Pinochet, traição e embuste econômico

Publicado em 12.12.2006 em Folha de São Paulo

Os sinais foram dados ainda na transição, antes da posse de Salvador Allende. O general René Schneider, relacionado com a Democracia Cristã, foi assassinado por um comando que se dizia de ultra-esquerda. Quem escolhia o presidente no Chile, sempre e quando não alcançava a maioria absoluta nas urnas, era o Congresso. A tradição era escolher o mais votado. Com Allende poderia ser diferente.

Contatos feitos e acordo firmado: a estrutura de organização interna das Forças Armadas seria intocável. Dois anos depois, o quadro era de instabilidade. Proteger a zona de Santiago era fundamental, pois representava uns 40% da população chilena. O que se dizia é que o general Pinochet era de confiança por seu relacionamento com um setor socialista. Era militar de confiança para trabalhar e apoiar o general Carlos Prats, comandante do Exército de Allende, de vocação democrática (assassinado em Buenos Aires a mando de Pinochet em 1974).

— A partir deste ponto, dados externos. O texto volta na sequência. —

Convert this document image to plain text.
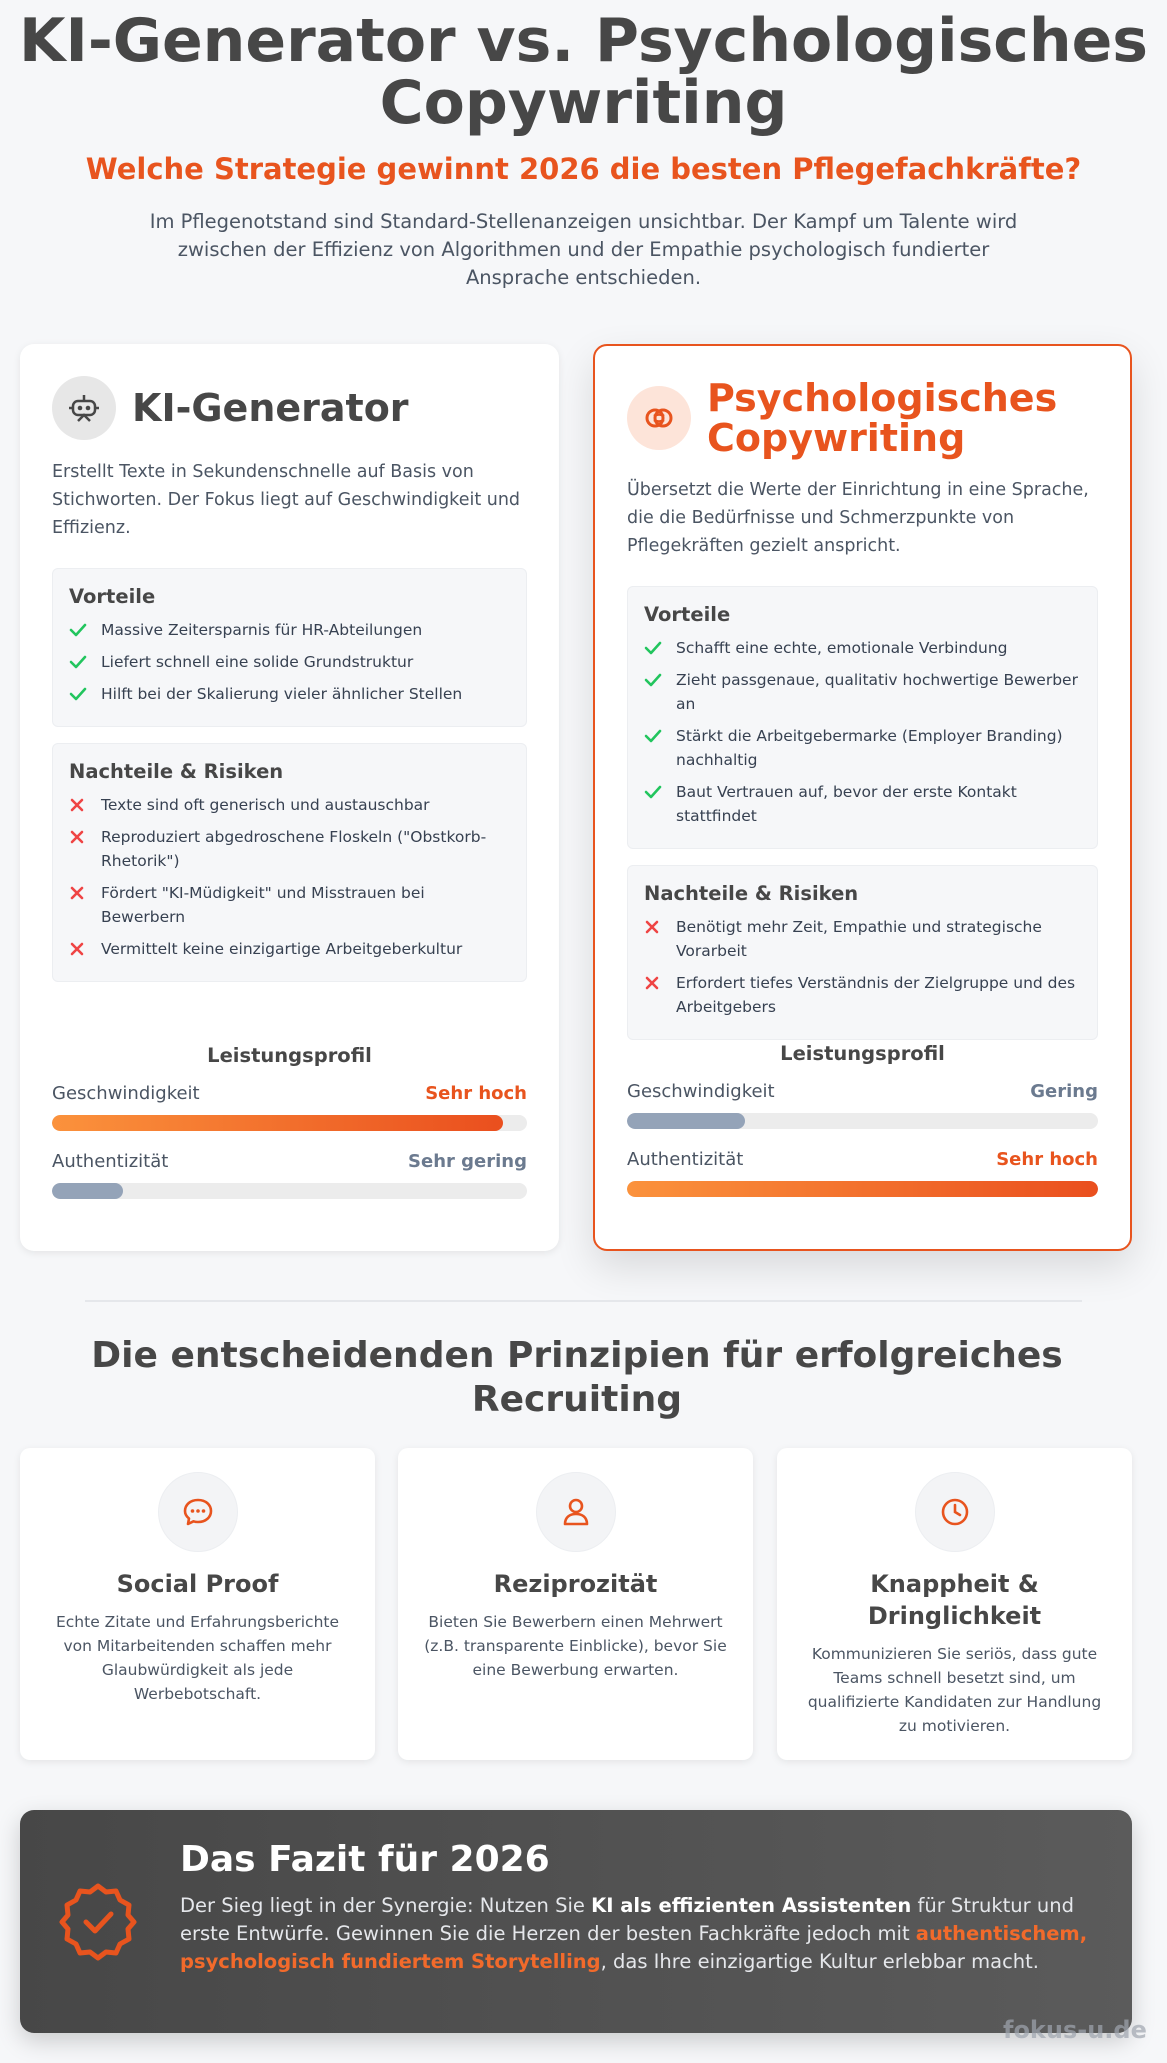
KI-Generator vs. Psychologisches Copywriting
Welche Strategie gewinnt 2026 die besten Pflegefachkräfte?

Im Pflegenotstand sind Standard-Stellenanzeigen unsichtbar. Der Kampf um Talente wird zwischen der Effizienz von Algorithmen und der Empathie psychologisch fundierter Ansprache entschieden.

KI-Generator

Erstellt Texte in Sekundenschnelle auf Basis von Stichworten. Der Fokus liegt auf Geschwindigkeit und Effizienz.

Vorteile
Massive Zeitersparnis für HR-Abteilungen
Liefert schnell eine solide Grundstruktur
Hilft bei der Skalierung vieler ähnlicher Stellen
Nachteile & Risiken
Texte sind oft generisch und austauschbar
Reproduziert abgedroschene Floskeln ("Obstkorb-Rhetorik")
Fördert "KI-Müdigkeit" und Misstrauen bei Bewerbern
Vermittelt keine einzigartige Arbeitgeberkultur
Leistungsprofil
Geschwindigkeit	Sehr hoch
Authentizität	Sehr gering
Psychologisches Copywriting

Übersetzt die Werte der Einrichtung in eine Sprache, die die Bedürfnisse und Schmerzpunkte von Pflegekräften gezielt anspricht.

Vorteile
Schafft eine echte, emotionale Verbindung
Zieht passgenaue, qualitativ hochwertige Bewerber an
Stärkt die Arbeitgebermarke (Employer Branding) nachhaltig
Baut Vertrauen auf, bevor der erste Kontakt stattfindet
Nachteile & Risiken
Benötigt mehr Zeit, Empathie und strategische Vorarbeit
Erfordert tiefes Verständnis der Zielgruppe und des Arbeitgebers
Leistungsprofil
Geschwindigkeit	Gering
Authentizität	Sehr hoch
Die entscheidenden Prinzipien für erfolgreiches Recruiting
Social Proof

Echte Zitate und Erfahrungsberichte von Mitarbeitenden schaffen mehr Glaubwürdigkeit als jede Werbebotschaft.

Reziprozität

Bieten Sie Bewerbern einen Mehrwert (z.B. transparente Einblicke), bevor Sie eine Bewerbung erwarten.

Knappheit & Dringlichkeit

Kommunizieren Sie seriös, dass gute Teams schnell besetzt sind, um qualifizierte Kandidaten zur Handlung zu motivieren.

Das Fazit für 2026

Der Sieg liegt in der Synergie: Nutzen Sie KI als effizienten Assistenten für Struktur und erste Entwürfe. Gewinnen Sie die Herzen der besten Fachkräfte jedoch mit authentischem, psychologisch fundiertem Storytelling, das Ihre einzigartige Kultur erlebbar macht.

fokus-u.de
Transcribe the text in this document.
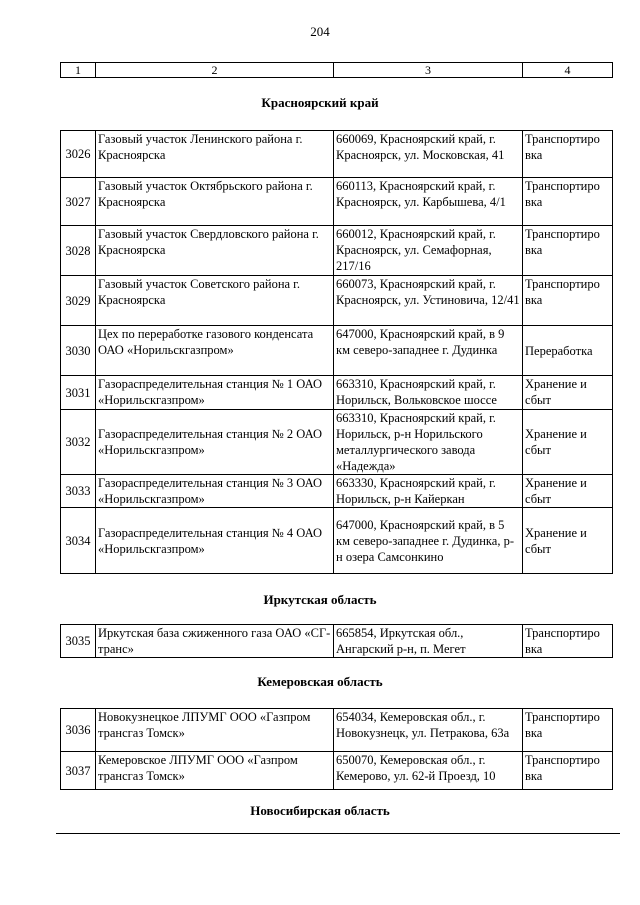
204
1	2	3	4
Красноярский край
3026	Газовый участок Ленинского района г. Красноярска	660069, Красноярский край, г. Красноярск, ул. Московская, 41	Транспортиро вка
3027	Газовый участок Октябрьского района г. Красноярска	660113, Красноярский край, г. Красноярск, ул. Карбышева, 4/1	Транспортиро вка
3028	Газовый участок Свердловского района г. Красноярска	660012, Красноярский край, г. Красноярск, ул. Семафорная, 217/16	Транспортиро вка
3029	Газовый участок Советского района г. Красноярска	660073, Красноярский край, г. Красноярск, ул. Устиновича, 12/41	Транспортиро вка
3030	Цех по переработке газового конденсата ОАО «Норильскгазпром»	647000, Красноярский край, в 9 км северо-западнее г. Дудинка	Переработка
3031	Газораспределительная станция № 1 ОАО «Норильскгазпром»	663310, Красноярский край, г. Норильск, Вольковское шоссе	Хранение и сбыт
3032	Газораспределительная станция № 2 ОАО «Норильскгазпром»	663310, Красноярский край, г. Норильск, р-н Норильского металлургического завода «Надежда»	Хранение и сбыт
3033	Газораспределительная станция № 3 ОАО «Норильскгазпром»	663330, Красноярский край, г. Норильск, р-н Кайеркан	Хранение и сбыт
3034	Газораспределительная станция № 4 ОАО «Норильскгазпром»	647000, Красноярский край, в 5 км северо-западнее г. Дудинка, р-н озера Самсонкино	Хранение и сбыт
Иркутская область
3035	Иркутская база сжиженного газа ОАО «СГ-транс»	665854, Иркутская обл., Ангарский р-н, п. Мегет	Транспортиро вка
Кемеровская область
3036	Новокузнецкое ЛПУМГ ООО «Газпром трансгаз Томск»	654034, Кемеровская обл., г. Новокузнецк, ул. Петракова, 63а	Транспортиро вка
3037	Кемеровское ЛПУМГ ООО «Газпром трансгаз Томск»	650070, Кемеровская обл., г. Кемерово, ул. 62-й Проезд, 10	Транспортиро вка
Новосибирская область
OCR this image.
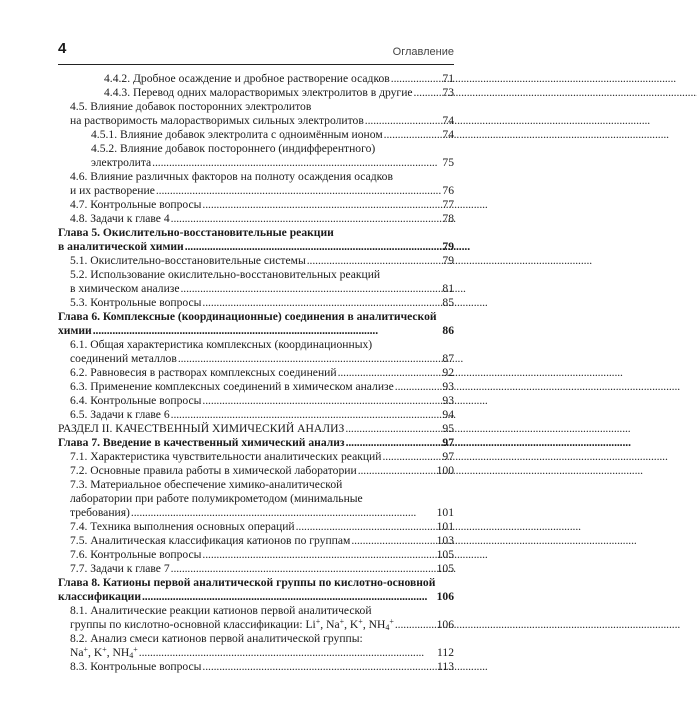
4	Оглавление
4.4.2. Дробное осаждение и дробное растворение осадков . . .	71
4.4.3. Перевод одних малорастворимых электролитов в другие . . .	73
4.5. Влияние добавок посторонних электролитов
на растворимость малорастворимых сильных электролитов . . .	74
4.5.1. Влияние добавок электролита с одноимённым ионом . . .	74
4.5.2. Влияние добавок постороннего (индифферентного)
электролита . . .	75
4.6. Влияние различных факторов на полноту осаждения осадков
и их растворение . . .	76
4.7. Контрольные вопросы . . .	77
4.8. Задачи к главе 4 . . .	78
Глава 5. Окислительно-восстановительные реакции
в аналитической химии . . .	79
5.1. Окислительно-восстановительные системы . . .	79
5.2. Использование окислительно-восстановительных реакций
в химическом анализе . . .	81
5.3. Контрольные вопросы . . .	85
Глава 6. Комплексные (координационные) соединения в аналитической
химии . . .	86
6.1. Общая характеристика комплексных (координационных)
соединений металлов . . .	87
6.2. Равновесия в растворах комплексных соединений . . .	92
6.3. Применение комплексных соединений в химическом анализе . . .	93
6.4. Контрольные вопросы . . .	93
6.5. Задачи к главе 6 . . .	94
РАЗДЕЛ II. КАЧЕСТВЕННЫЙ ХИМИЧЕСКИЙ АНАЛИЗ . . .	95
Глава 7. Введение в качественный химический анализ . . .	97
7.1. Характеристика чувствительности аналитических реакций . . .	97
7.2. Основные правила работы в химической лаборатории . . .	100
7.3. Материальное обеспечение химико-аналитической
лаборатории при работе полумикрометодом (минимальные
требования) . . .	101
7.4. Техника выполнения основных операций . . .	101
7.5. Аналитическая классификация катионов по группам . . .	103
7.6. Контрольные вопросы . . .	105
7.7. Задачи к главе 7 . . .	105
Глава 8. Катионы первой аналитической группы по кислотно-основной
классификации . . .	106
8.1. Аналитические реакции катионов первой аналитической
группы по кислотно-основной классификации: Li+, Na+, K+, $NH_4^+$ . . .	106
8.2. Анализ смеси катионов первой аналитической группы:
Na+, K+, $NH_4^+$ . . .	112
8.3. Контрольные вопросы . . .	113
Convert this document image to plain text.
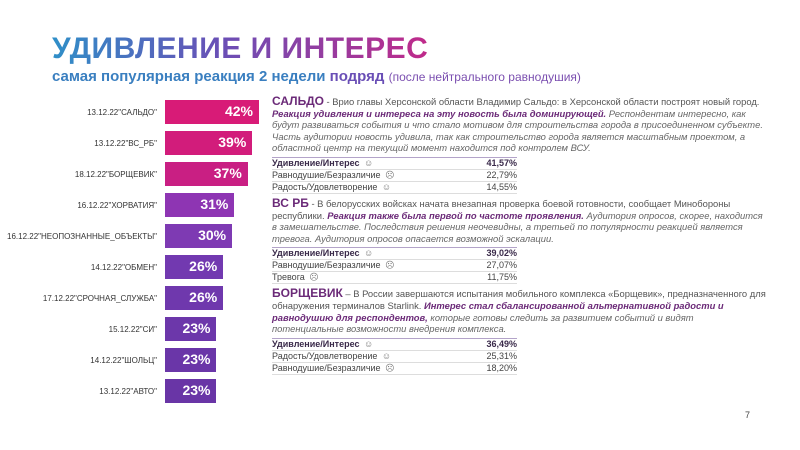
УДИВЛЕНИЕ И ИНТЕРЕС
самая популярная реакция 2 недели подряд (после нейтрального равнодушия)
13.12.22"САЛЬДО"	42%
13.12.22"ВС_РБ"	39%
18.12.22"БОРЩЕВИК"	37%
16.12.22"ХОРВАТИЯ"	31%
16.12.22"НЕОПОЗНАННЫЕ_ОБЪЕКТЫ"	30%
14.12.22"ОБМЕН" 26%
17.12.22"СРОЧНАЯ_СЛУЖБА" 26%
15.12.22"СИ" 23%
14.12.22"ШОЛЬЦ" 23%
13.12.22"АВТО" 23%
САЛЬДО - Врио главы Херсонской области Владимир Сальдо: в Херсонской области построят новый город. Реакция удивления и интереса на эту новость была доминирующей. Респондентам интересно, как будут развиваться события и что стало мотивом для строительства города в присоединенном субъекте. Часть аудитории новость удивила, так как строительство города является масштабным проектом, а областной центр на текущий момент находится под контролем ВСУ.
Удивление/Интерес ☺	41,57%
Равнодушие/Безразличие ☹	22,79%
Радость/Удовлетворение ☺	14,55%
ВС РБ - В белорусских войсках начата внезапная проверка боевой готовности, сообщает Минобороны республики. Реакция также была первой по частоте проявления. Аудитория опросов, скорее, находится в замешательстве. Последствия решения неочевидны, а третьей по популярности реакцией является тревога. Аудитория опросов опасается возможной эскалации.
Удивление/Интерес ☺	39,02%
Равнодушие/Безразличие ☹	27,07%
Тревога ☹	11,75%
БОРЩЕВИК – В России завершаются испытания мобильного комплекса «Борщевик», предназначенного для обнаружения терминалов Starlink. Интерес стал сбалансированной альтернативной радости и равнодушию для респондентов, которые готовы следить за развитием событий и видят потенциальные возможности внедрения комплекса.
Удивление/Интерес ☺	36,49%
Радость/Удовлетворение ☺	25,31%
Равнодушие/Безразличие ☹	18,20%
7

A certeza da boa escolha veio na tentativa prematura de golpe -uns 30 dias antes do 11 de Setembro-, conhecida por “Tancazo”. Vá a uma vídeolocadora e peça a “Batalha do Chile”. Busque entre os DVDs o dos tempos próximos ao golpe.
Veja e ouça Pinochet reprimindo o golpe e caminhando em frente ao palácio La Moneda, acompanhado do ministro da Defesa, José Tohá, amigo e de total confiança de Allende.

Momento da traição
Sua expressão e suas palavras pareciam garantir o acerto da sua escolha. O momento da traição não se conhece, mas a probabilidade de ter aderido a um golpe em gestação é muito grande. Continue vendo o DVD e fique atento à locução dele no momento do golpe. Sinta a traição nas palavras. A resistência esperada por muitos não veio, desmistificando o que se dizia. A Marinha sabia disso quando, alegando tráfico de armas pela esquerda, ocupou Valparaíso e outros locais e fábricas e vasculhou tudo. Dizem que para comprovar o que se soube após o golpe. Mas a inexistência de qualquer exército preparado por Allende não serviu para nada. Por um longo tempo assassinava-se por qualquer pretexto e cometiam-se as atrocidades comprovadas depois.

Ingênuos
Alguns ingênuos relevam a barbárie de Pinochet, justificando-a pelas mudanças na economia que explicariam a situação exemplar do Chile de hoje. Outro embuste. A economia foi entregue aos mais ortodoxos monetaristas da escola de Chicago. Aplicou-se o receituário mais horizontal possível. As empresas quebraram, a economia desintegrou.
No período 1950-1971, o PIB por habitante do Chile cresceu 2% ao ano. Entre 1972 e 1983, o PIB por habitante decresceu à taxa de 1,1% ao ano. Insisto: 1,1% ao ano, negativos. Em 1970, a relação do PIB por habitante do Chile em relação ao dos EUA era de 35,1%. Em 1992, era de 33,6%. Isso depois de um forte crescimento nos últimos anos de Pinochet.
Dos 17 anos de ditadura, o período de desenvolvimento econômico veio quando os conselheiros de Pinochet sugeriram que ele saísse de nomes ortodoxos e apostasse num economista brilhante que trabalhava na Oficina de Planejamento e havia participado, assessorando, da área da Previdência Social.
A propaganda de Pinochet, depois de uma queda abissal do PIB nos primeiros anos, apresentava números positivos que nada mais eram que uma reação ao abismo. Depois de 12 anos de fracasso, assumiu o Ministério da Fazenda/Economia Hernán Buchi (que os chilenos pronunciam Birri). Com poderes plenos, atuou como uma espécie de premiê econômico.

Transformações
Foram nesses cinco anos sob o comando de Buchi que a economia chilena viveu as transformações que conhecemos: reforma do Estado, focalização nos setores com vantagem comparativa, abertura da economia, desvalorização para estimular as exportações, controle de capitais especulativos, gestão monetária e fiscal flexíveis (a reforma previdenciária custou 10% do PIB).
Quando veio a primeira eleição pós-ditadura, com a Concertação entre democrata-cristãos e socialistas apresentando um político experimentado, Patricio Aylwin, Pinochet não tinha um nome para apresentar. Recorreu a Buchi e o lançou sem nenhuma experiência política anterior e com seu cabelinho de corte à príncipe valente.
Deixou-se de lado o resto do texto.